IL RAPPORTO CON LE GERARCHIE RELIGIOSE
Altro aspetto molto interessante di questo studio è l’analisi delle gerarchie religiose che non furono affatto massacrate, profanate e smembrate come fanno credere sia Paolo Diacono sia i Liber Pontificalis coevi ma funsero da patteggiatori, interlocutori tra i Longobardi e il mondo bizantino. Se è vero che gli ecclesiastici di rango senatorio seguirono le corti bizantine e romane lasciando buona parte dei territori conquistati è anche vero che il clero medio-basso continuò la sua opera all’interno del mondo longobardo tanto che già venti anni dopo la conquista l’erede al trono Adaloaldo venne battezzato secondo il rituale cattolico.
E’ interessante l’analisi di Gasparri sulle relazioni tra le gerarchie religiose e i Longobardi: da un lato sottolinea come l’assenza di un clero “alto” che potesse fungere da consiglio del re abbia di fatto impedito al Regno longobardo di diventare quella potenza politica che diventò il regno franco pochi anni dopo con i Carolingi proprio grazie all’aristocrazia ecclesiastica. Questa mancanza è tangibile proprio nella letteratura coeva fatta soprattutto di atti giudiziari e codici di leggi. Mancano in toto, se si esclude L’Origo Gentis Langobardorum e Paolo Diacono, l’una perduta e l’altra redatta dopo la fine del Regno Longobardo, le cronache e le lettere, veri strumenti di propaganda politica come sia il papa sia i Carolingi hanno dimostrato in seguito. La mancanza di un consiglio esperto degli affari della Penisola e di una buona propaganda si noterà poi nelle divisioni interne del regno e nella mancanza di una dinastia reale forte come tra i Franchi, appoggiata dal papa e dal senato ecclesiastico e tutto ciò contribuirà purtroppo alla caduta del Regno.
Inoltre gli stessi re Longobardi, che nel diritto tenevano molto in considerazione il patrimonio, da Liutprando in poi agevolarono sempre più i lasciti a chiese e monasteri rendendoli di fatto sempre più forti, ricchi e influenti come istituzione… in poche parole hanno minato le proprie stesse basisi sono praticamente scavati la fossa da soli: l’istituzione del papato era praticamente ininfluente dopo la guerra gotica: il papa non era altro che il capo di un istituzione religiosa di stanza a Roma e sottoposto all’autorità del duca di Bisanzio.

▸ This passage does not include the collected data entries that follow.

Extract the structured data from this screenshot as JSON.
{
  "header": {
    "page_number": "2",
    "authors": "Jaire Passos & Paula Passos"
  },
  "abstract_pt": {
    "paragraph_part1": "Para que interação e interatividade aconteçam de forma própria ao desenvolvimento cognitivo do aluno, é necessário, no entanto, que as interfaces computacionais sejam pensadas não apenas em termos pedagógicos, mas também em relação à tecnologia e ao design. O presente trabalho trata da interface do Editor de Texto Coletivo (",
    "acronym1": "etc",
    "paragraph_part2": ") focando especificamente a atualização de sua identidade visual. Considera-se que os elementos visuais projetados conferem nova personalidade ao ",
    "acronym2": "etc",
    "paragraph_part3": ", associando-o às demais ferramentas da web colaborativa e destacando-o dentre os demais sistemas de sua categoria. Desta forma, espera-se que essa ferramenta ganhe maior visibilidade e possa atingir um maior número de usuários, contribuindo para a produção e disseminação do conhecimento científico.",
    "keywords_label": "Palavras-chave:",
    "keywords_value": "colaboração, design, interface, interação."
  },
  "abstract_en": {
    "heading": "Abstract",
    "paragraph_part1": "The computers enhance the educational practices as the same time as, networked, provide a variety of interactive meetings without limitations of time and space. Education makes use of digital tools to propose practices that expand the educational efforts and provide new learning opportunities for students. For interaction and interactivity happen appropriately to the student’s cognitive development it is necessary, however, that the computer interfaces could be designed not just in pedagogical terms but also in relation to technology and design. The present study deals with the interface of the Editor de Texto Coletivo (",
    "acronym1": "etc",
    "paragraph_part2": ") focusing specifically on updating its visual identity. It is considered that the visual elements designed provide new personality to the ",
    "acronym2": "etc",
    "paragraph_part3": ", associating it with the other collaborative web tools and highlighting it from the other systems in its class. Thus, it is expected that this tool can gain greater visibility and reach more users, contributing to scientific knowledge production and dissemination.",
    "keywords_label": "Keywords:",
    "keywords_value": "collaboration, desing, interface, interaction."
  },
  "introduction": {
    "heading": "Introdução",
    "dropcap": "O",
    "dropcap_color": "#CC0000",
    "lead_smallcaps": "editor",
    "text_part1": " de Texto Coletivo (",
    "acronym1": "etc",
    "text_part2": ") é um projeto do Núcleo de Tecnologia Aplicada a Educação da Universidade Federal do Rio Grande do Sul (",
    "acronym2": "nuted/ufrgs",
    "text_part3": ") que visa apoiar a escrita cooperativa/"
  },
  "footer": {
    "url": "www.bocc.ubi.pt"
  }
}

Poi Bisanzio si allontanò dall’Italia per vari motivi e i re longobardi non furono in grado di riempire il vuoto di potere venutosi a formare. Di fronte a questa incapacità altre due potenze presero il sopravvento: il Papa e Carlo Magno.
Il capitolo V del saggio narra la caduta o meglio narra di come è stata riportata la caduta del regno longobardo nei testi partendo ovviamente sempre dalla letteratura papale e carolingia ma dando anche ampio spazio a testimonianze di origine longobarda che ancora nel IX secolo parlavano di Desiderio e di Adelchi come eroi.
Grazie grazie grazie dunque a Stefano Gasparri che ci consegna una visione rivoluzionaria dei duecento anni del regno Longobardo collaborando così a gettare sempre maggior luce su quegli anni lontani nel tempo e resi oscuri da una storiografia redatta dai vincitori.